July 8, 2022 The Reticulan Invasion
When dietary mathematician Brian Ob placed an Aztec sun wheel into a modified CD player and ran it backwards, he heard a message from the distant planetoid 3 Reticuli. The Reticulans plan to invade Earth at 6:42 a.m. during their annual Flaying of Men Day holiday, and to wreak devastation across the planet by dinnertime. In his book “The Vivid Goat,” Ob outlines the carnage, complete with a harrowing scene in which Celine Dion is forced to eat her own chin. Despite the “churning, frothing oceans of human viscera” that will ensue, Ob insists the invasion will ultimately prove to be a good thing, ushering in the Age of Very Light Traffic.
May 27, 2029 The Axis of Upheaval
On a balmy July evening in 2006, Keith Marr made a startling discovery. Marr, an unemployed reiki dentist, was browsing major league baseball box scores when he spotted a pattern: “With the 1974 Toronto Blue Jays, if you multiply the pitch count on every third at-bat by the batter’s career RBI total and divide that by the combined weight of the rocks at Stonehenge, you arrive at May 27, 2029.” Speaking to Sports Illustrated last year, Marr said: “It is my opinion that the Earth’s poles will undergo a sudden geomagnetic reversal, exposing the planet to solar winds that will make chowder of our eyeballs.” The scientific community is divided on Marr’s theory, with some skeptics observing that the Blue Jays did not actually join major league baseball until 1977.
April 3, 2033 The Alpacas of the Apocalypse
Only 12 signs of the zodiac? Not according to panchakarma veterinarian Teri Mange, who says ancient Sumerian study guides point to a 13th sign, a star cluster vaguely resembling a head with a hoof sticking out of it.
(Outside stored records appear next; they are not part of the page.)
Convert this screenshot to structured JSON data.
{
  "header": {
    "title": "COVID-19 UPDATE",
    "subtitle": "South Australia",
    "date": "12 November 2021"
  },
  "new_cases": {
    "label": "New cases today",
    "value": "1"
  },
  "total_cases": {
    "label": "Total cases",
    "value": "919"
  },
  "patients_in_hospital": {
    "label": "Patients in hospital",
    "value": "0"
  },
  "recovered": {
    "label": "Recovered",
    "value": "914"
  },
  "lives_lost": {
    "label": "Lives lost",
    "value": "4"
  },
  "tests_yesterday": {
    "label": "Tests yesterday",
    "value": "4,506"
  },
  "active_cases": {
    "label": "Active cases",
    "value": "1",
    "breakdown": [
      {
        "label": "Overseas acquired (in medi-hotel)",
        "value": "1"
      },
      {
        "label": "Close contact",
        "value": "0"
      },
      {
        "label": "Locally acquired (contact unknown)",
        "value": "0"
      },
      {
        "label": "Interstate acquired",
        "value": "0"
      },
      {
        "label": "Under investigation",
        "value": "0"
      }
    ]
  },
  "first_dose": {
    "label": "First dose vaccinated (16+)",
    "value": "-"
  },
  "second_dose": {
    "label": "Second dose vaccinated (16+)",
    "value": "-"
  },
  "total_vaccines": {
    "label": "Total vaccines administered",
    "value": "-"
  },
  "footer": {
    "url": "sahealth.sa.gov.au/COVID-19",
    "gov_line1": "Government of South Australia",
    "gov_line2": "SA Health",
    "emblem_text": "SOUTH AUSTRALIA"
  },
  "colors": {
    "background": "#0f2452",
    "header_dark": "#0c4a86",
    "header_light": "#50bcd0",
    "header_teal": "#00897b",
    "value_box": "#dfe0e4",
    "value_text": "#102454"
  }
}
When the sun enters its first degree, “chaos will descend upon the Earth,” she writes in her book, “Vernal Dungarees.” “The cloven-toed beasts will rise, sundering the heads of man.” Mange, who was once kicked in the head as she administered a chi massage to an alpaca in the Andes, suffers from a rare condition in which her eyeballs move independently of one another. “I see things others don’t,” she writes. “And I have seen the orgling ruminant.”
9:47 p.m. on a Friday, sometime in the next 23 years The Exploding Hole
Emmet Medler, a professor at the University of Organic Engineering in Basel, first deduced that the end of the world was imminent in 1971, shortly after consuming a bad enchilada con pollo while camping at the base of Monte Alban. “I was peering at the sky through an empty toilet paper roll,” he recalls, “when I saw a circle of pure darkness, a black hole. I remember thinking, ‘For sure, this hole is going to explode.’ ” Medler’s theories, laid out in his book “The Exploding Hole,” suggest the event will be difficult. “Imagine a jar containing a million hydrogen bombs,” he writes. “Now imagine swallowing that jar and being punched in the stomach, hard, with no access to proper facilities. I don’t want to alarm people, but the exploding hole is a horrible way to go.”